Philippe Pétain, chef de l'Etat français, le général Emile Laure, le ministre de l'Intérieur Pierre Pucheux et le directeur du cabinet civil Henry du Moulin de Labarthète sortent du conseil des ministres qui s'est tenu au Pavillon Sévigné à Vichy le 12 août 1941

Carrière politique

Licencié en Droit (1921) et diplômé de l'École Libre des Sciences Politiques (1922), Il est inspecteur des Finances (1925) collaborateur de Paul Reynaud (plusieurs fois directeur de son cabinet), puis directeur du cabinet civil du maréchal Pétain du 19 juillet 1940 au jour de sa démission, le 13 avril 1942, peu de temps avant le retour de Laval au gouvernement.
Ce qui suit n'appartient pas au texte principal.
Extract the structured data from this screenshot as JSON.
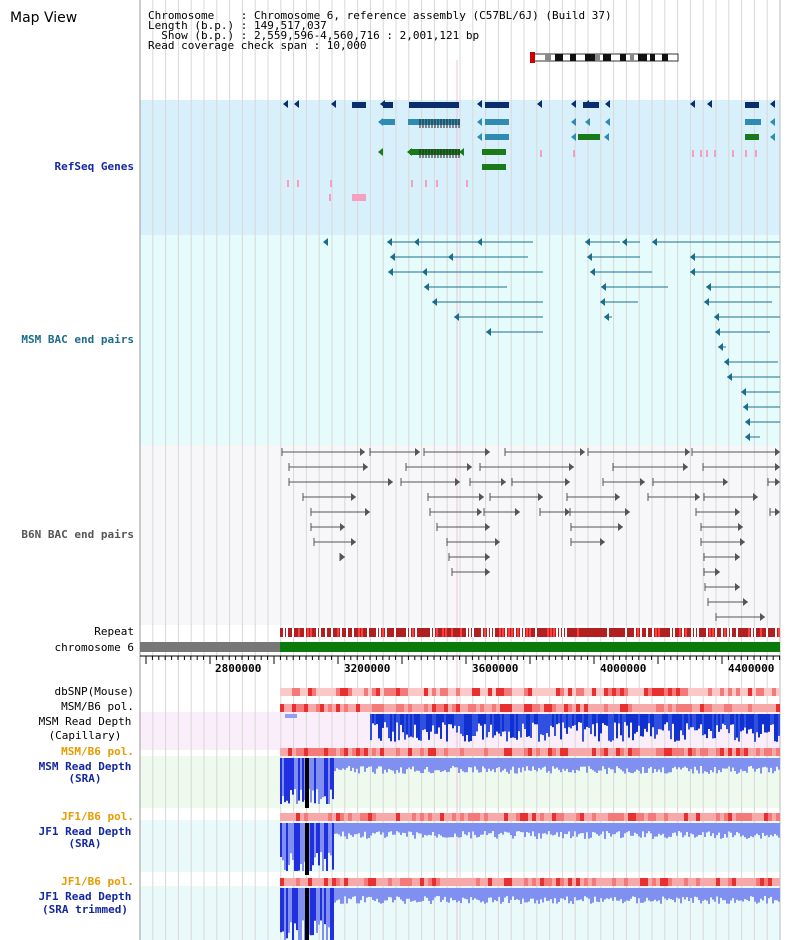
{
  "view": {
    "title": "Map View"
  },
  "header": {
    "line1": "Chromosome    : Chromosome 6, reference assembly (C57BL/6J) (Build 37)",
    "line2": "Length (b.p.) : 149,517,037",
    "line3": "  Show (b.p.) : 2,559,596-4,560,716 : 2,001,121 bp",
    "line4": "Read coverage check span : 10,000"
  },
  "tracks": {
    "refseq": "RefSeq Genes",
    "msm_bac": "MSM BAC end pairs",
    "b6n_bac": "B6N BAC end pairs",
    "repeat": "Repeat",
    "chromosome": "chromosome 6",
    "dbsnp": "dbSNP(Mouse)",
    "msm_b6_pol_1": "MSM/B6 pol.",
    "msm_read_depth_cap_1": "MSM Read Depth",
    "msm_read_depth_cap_2": "(Capillary)",
    "msm_b6_pol_2": "MSM/B6 pol.",
    "msm_read_depth_sra_1": "MSM Read Depth",
    "msm_read_depth_sra_2": "(SRA)",
    "jf1_b6_pol_1": "JF1/B6 pol.",
    "jf1_read_depth_sra_1": "JF1 Read Depth",
    "jf1_read_depth_sra_2": "(SRA)",
    "jf1_b6_pol_2": "JF1/B6 pol.",
    "jf1_read_depth_trim_1": "JF1 Read Depth",
    "jf1_read_depth_trim_2": "(SRA trimmed)"
  },
  "axis": {
    "ticks": [
      "2800000",
      "3200000",
      "3600000",
      "4000000",
      "4400000"
    ]
  },
  "colors": {
    "navy": "#0c2d6b",
    "teal": "#2f8bb0",
    "green": "#1a7a1a",
    "pink": "#f4a0c0",
    "bac_blue": "#1c6c8c",
    "b6n_gray": "#555555",
    "label_blue": "#1428a0",
    "label_teal": "#1c6c8c",
    "label_gray": "#555555",
    "label_orange": "#e89a00",
    "depth_blue": "#2030e0",
    "depth_light": "#8090f0"
  }
}
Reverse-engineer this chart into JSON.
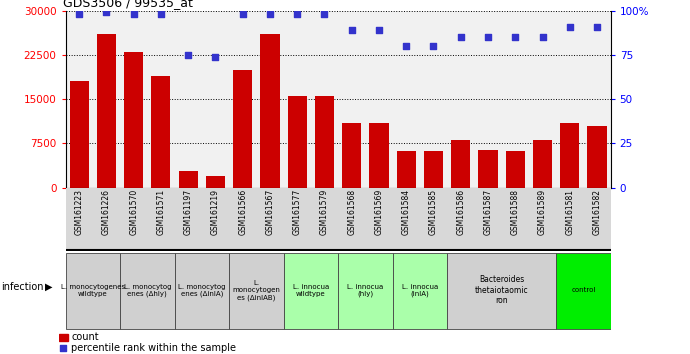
{
  "title": "GDS3506 / 99535_at",
  "samples": [
    "GSM161223",
    "GSM161226",
    "GSM161570",
    "GSM161571",
    "GSM161197",
    "GSM161219",
    "GSM161566",
    "GSM161567",
    "GSM161577",
    "GSM161579",
    "GSM161568",
    "GSM161569",
    "GSM161584",
    "GSM161585",
    "GSM161586",
    "GSM161587",
    "GSM161588",
    "GSM161589",
    "GSM161581",
    "GSM161582"
  ],
  "counts": [
    18000,
    26000,
    23000,
    19000,
    2800,
    2000,
    20000,
    26000,
    15500,
    15500,
    11000,
    11000,
    6200,
    6200,
    8000,
    6400,
    6200,
    8000,
    11000,
    10500
  ],
  "percentiles": [
    98,
    99,
    98,
    98,
    75,
    74,
    98,
    98,
    98,
    98,
    89,
    89,
    80,
    80,
    85,
    85,
    85,
    85,
    91,
    91
  ],
  "bar_color": "#cc0000",
  "dot_color": "#3333cc",
  "ylim_left": [
    0,
    30000
  ],
  "ylim_right": [
    0,
    100
  ],
  "yticks_left": [
    0,
    7500,
    15000,
    22500,
    30000
  ],
  "yticks_right": [
    0,
    25,
    50,
    75,
    100
  ],
  "groups": [
    {
      "label": "L. monocytogenes\nwildtype",
      "start": 0,
      "end": 2,
      "color": "#d0d0d0"
    },
    {
      "label": "L. monocytog\nenes (Δhly)",
      "start": 2,
      "end": 4,
      "color": "#d0d0d0"
    },
    {
      "label": "L. monocytog\nenes (ΔinlA)",
      "start": 4,
      "end": 6,
      "color": "#d0d0d0"
    },
    {
      "label": "L.\nmonocytogen\nes (ΔinlAB)",
      "start": 6,
      "end": 8,
      "color": "#d0d0d0"
    },
    {
      "label": "L. innocua\nwildtype",
      "start": 8,
      "end": 10,
      "color": "#aaffaa"
    },
    {
      "label": "L. innocua\n(hly)",
      "start": 10,
      "end": 12,
      "color": "#aaffaa"
    },
    {
      "label": "L. innocua\n(inlA)",
      "start": 12,
      "end": 14,
      "color": "#aaffaa"
    },
    {
      "label": "Bacteroides\nthetaiotaomic\nron",
      "start": 14,
      "end": 18,
      "color": "#d0d0d0"
    },
    {
      "label": "control",
      "start": 18,
      "end": 20,
      "color": "#00ee00"
    }
  ],
  "infection_label": "infection",
  "legend_count_label": "count",
  "legend_pct_label": "percentile rank within the sample",
  "col_bg_color": "#d8d8d8"
}
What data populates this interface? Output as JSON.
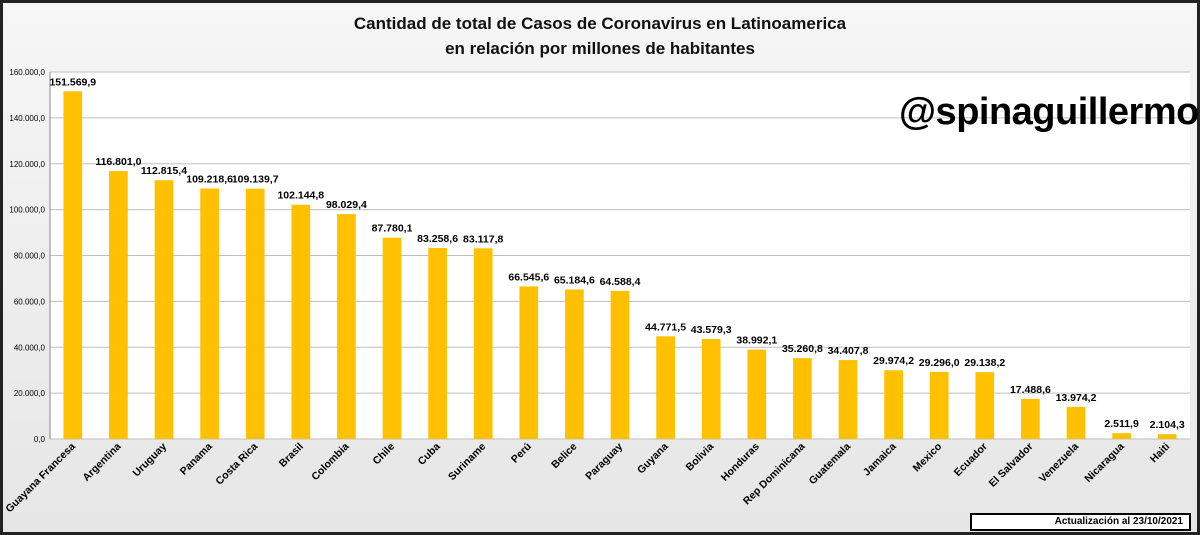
{
  "title_line1": "Cantidad de total de Casos de Coronavirus en Latinoamerica",
  "title_line2": "en relación por millones de habitantes",
  "watermark_handle": "@spinaguillermo",
  "footer_update": "Actualización  al 23/10/2021",
  "colors": {
    "bar": "#FFC000",
    "plot_bg": "#FFFFFF",
    "grid": "#BFBFBF"
  },
  "chart_data": {
    "type": "bar",
    "title": "Cantidad de total de Casos de Coronavirus en Latinoamerica en relación por millones de habitantes",
    "xlabel": "",
    "ylabel": "",
    "ylim": [
      0,
      160000
    ],
    "yticks": [
      0,
      20000,
      40000,
      60000,
      80000,
      100000,
      120000,
      140000,
      160000
    ],
    "ytick_labels": [
      "0,0",
      "20.000,0",
      "40.000,0",
      "60.000,0",
      "80.000,0",
      "100.000,0",
      "120.000,0",
      "140.000,0",
      "160.000,0"
    ],
    "grid": true,
    "categories": [
      "Guayana Francesa",
      "Argentina",
      "Uruguay",
      "Panama",
      "Costa Rica",
      "Brasil",
      "Colombia",
      "Chile",
      "Cuba",
      "Suriname",
      "Perú",
      "Belice",
      "Paraguay",
      "Guyana",
      "Bolivia",
      "Honduras",
      "Rep Dominicana",
      "Guatemala",
      "Jamaica",
      "Mexico",
      "Ecuador",
      "El Salvador",
      "Venezuela",
      "Nicaragua",
      "Haiti"
    ],
    "values": [
      151569.9,
      116801.0,
      112815.4,
      109218.6,
      109139.7,
      102144.8,
      98029.4,
      87780.1,
      83258.6,
      83117.8,
      66545.6,
      65184.6,
      64588.4,
      44771.5,
      43579.3,
      38992.1,
      35260.8,
      34407.8,
      29974.2,
      29296.0,
      29138.2,
      17488.6,
      13974.2,
      2511.9,
      2104.3
    ],
    "value_labels": [
      "151.569,9",
      "116.801,0",
      "112.815,4",
      "109.218,6",
      "109.139,7",
      "102.144,8",
      "98.029,4",
      "87.780,1",
      "83.258,6",
      "83.117,8",
      "66.545,6",
      "65.184,6",
      "64.588,4",
      "44.771,5",
      "43.579,3",
      "38.992,1",
      "35.260,8",
      "34.407,8",
      "29.974,2",
      "29.296,0",
      "29.138,2",
      "17.488,6",
      "13.974,2",
      "2.511,9",
      "2.104,3"
    ]
  }
}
À ce poste, en tant que maurassien, il devient un farouche partisan de la Révolution nationale promue par le maréchal Pétain et il exerce une influence d'éminence grise considérable, notamment dans les nominations de directeurs d'administrations centrales, où il favorise ses condisciples de l'inspection des finances ; par ailleurs, il joue un certain rôle dans le renvoi de Pierre Laval, dont il condamne la politique pro-allemande.

Après guerre

Attaché à l'ambassade de France à Berne de septembre 1942 à décembre 1943, il y est rejoint par Jean Jardin, ancien chef de cabinet de Pierre Laval, en octobre 1943. Il y obtient le statut de réfugié politique et reste en Suisse jusqu'en 1947. Il obtient sa réintégration au corps de l'inspection générale des finances en 1948. En 1946, il publie ses souvenirs sur le gouvernement de Vichy : Le Temps des illusions – Souvenirs (juillet 1940-avril 1942). Il a reçu la Francisque, qu'il considérait comme un "monument de puérilité" et qu'il s'est refusé à porter.